Seit fast 25 Jahren ist die DDR Geschichte. Museen und Ausstellungsmacher sorgen dafür, dass sozialistische Lebenswirklichkeiten der Erinnerung nicht entgleiten. Die Ausstellungen unterscheiden sich jedoch: Wirbt das eine mit seiner Interaktivität, gibt sich das andere betont sachlich.

Von Isabel Fannrich-Lautenschläger | 03.10.2013
    "Also ein DDR-Museum ohne Trabi wäre irgendwie wie der Kaffee ohne Sahne. Das muss sein. Das wollen auch die Leute sehen und sich hier reinsetzen und sich fotografieren lassen.
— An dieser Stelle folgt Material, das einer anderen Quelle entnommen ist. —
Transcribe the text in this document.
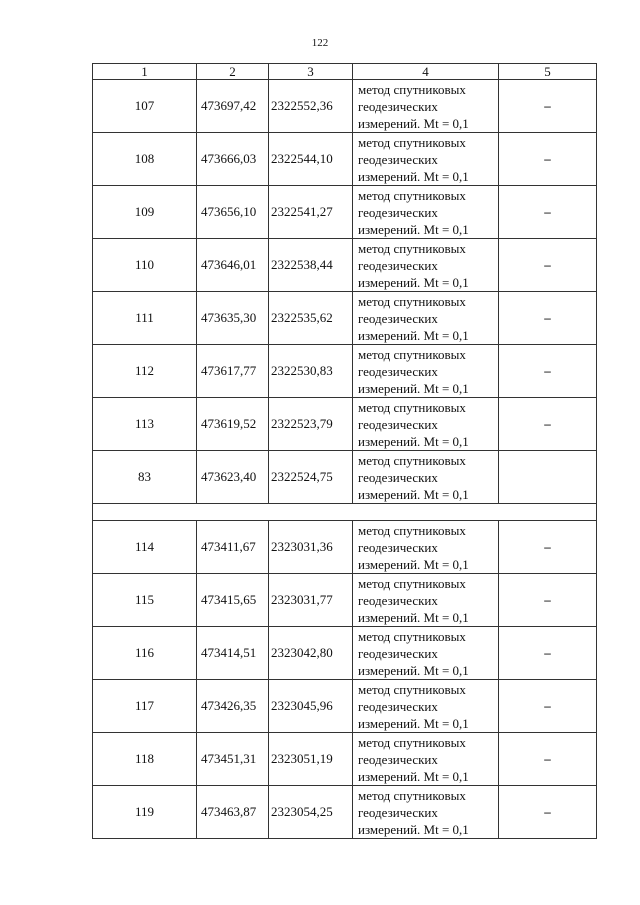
122
1	2	3	4	5
107	473697,42	2322552,36	метод спутниковых
геодезических
измерений. Mt = 0,1	–
108	473666,03	2322544,10	метод спутниковых
геодезических
измерений. Mt = 0,1	–
109	473656,10	2322541,27	метод спутниковых
геодезических
измерений. Mt = 0,1	–
110	473646,01	2322538,44	метод спутниковых
геодезических
измерений. Mt = 0,1	–
111	473635,30	2322535,62	метод спутниковых
геодезических
измерений. Mt = 0,1	–
112	473617,77	2322530,83	метод спутниковых
геодезических
измерений. Mt = 0,1	–
113	473619,52	2322523,79	метод спутниковых
геодезических
измерений. Mt = 0,1	–
83	473623,40	2322524,75	метод спутниковых
геодезических
измерений. Mt = 0,1	

114	473411,67	2323031,36	метод спутниковых
геодезических
измерений. Mt = 0,1	–
115	473415,65	2323031,77	метод спутниковых
геодезических
измерений. Mt = 0,1	–
116	473414,51	2323042,80	метод спутниковых
геодезических
измерений. Mt = 0,1	–
117	473426,35	2323045,96	метод спутниковых
геодезических
измерений. Mt = 0,1	–
118	473451,31	2323051,19	метод спутниковых
геодезических
измерений. Mt = 0,1	–
119	473463,87	2323054,25	метод спутниковых
геодезических
измерений. Mt = 0,1	–
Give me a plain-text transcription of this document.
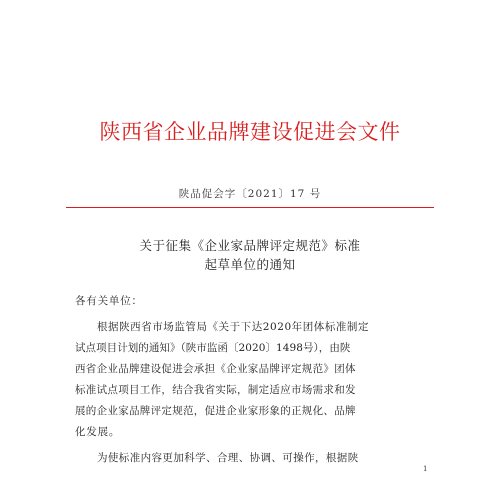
陕西省企业品牌建设促进会文件
陕品促会字〔2021〕17 号
关于征集《企业家品牌评定规范》标准
起草单位的通知
各有关单位：
根据陕西省市场监管局《关于下达2020年团体标准制定
试点项目计划的通知》（陕市监函〔2020〕1498号），由陕
西省企业品牌建设促进会承担《企业家品牌评定规范》团体
标准试点项目工作，结合我省实际，制定适应市场需求和发
展的企业家品牌评定规范，促进企业家形象的正规化、品牌
化发展。
为使标准内容更加科学、合理、协调、可操作，根据陕
1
Das machen sie auch gerne."

    Stefan Wolle hat selber nie ein Auto besessen. Im "DDR Museum" an der Spree gegenüber vom Berliner Dom hat der wissenschaftliche Leiter seit 2006 den Alltag der DDR in anschaulichen Exponaten zusammengestellt.

    Soeben hat der Historiker sein dreibändiges Werk zu "Alltag und Herrschaft in der DDR" beendet. Neben "Aufbruch nach Utopia" über das Jahrzehnt des Mauerbaus liegt nun auch "Der große Plan" über die 1950er-Jahre auf dem Ladentisch. Der erste Band über die 80er, "Die heile Welt der Diktatur", zählt bereits zu den Standardwerken über die DDR - und hat die Ausstellung beeinflusst.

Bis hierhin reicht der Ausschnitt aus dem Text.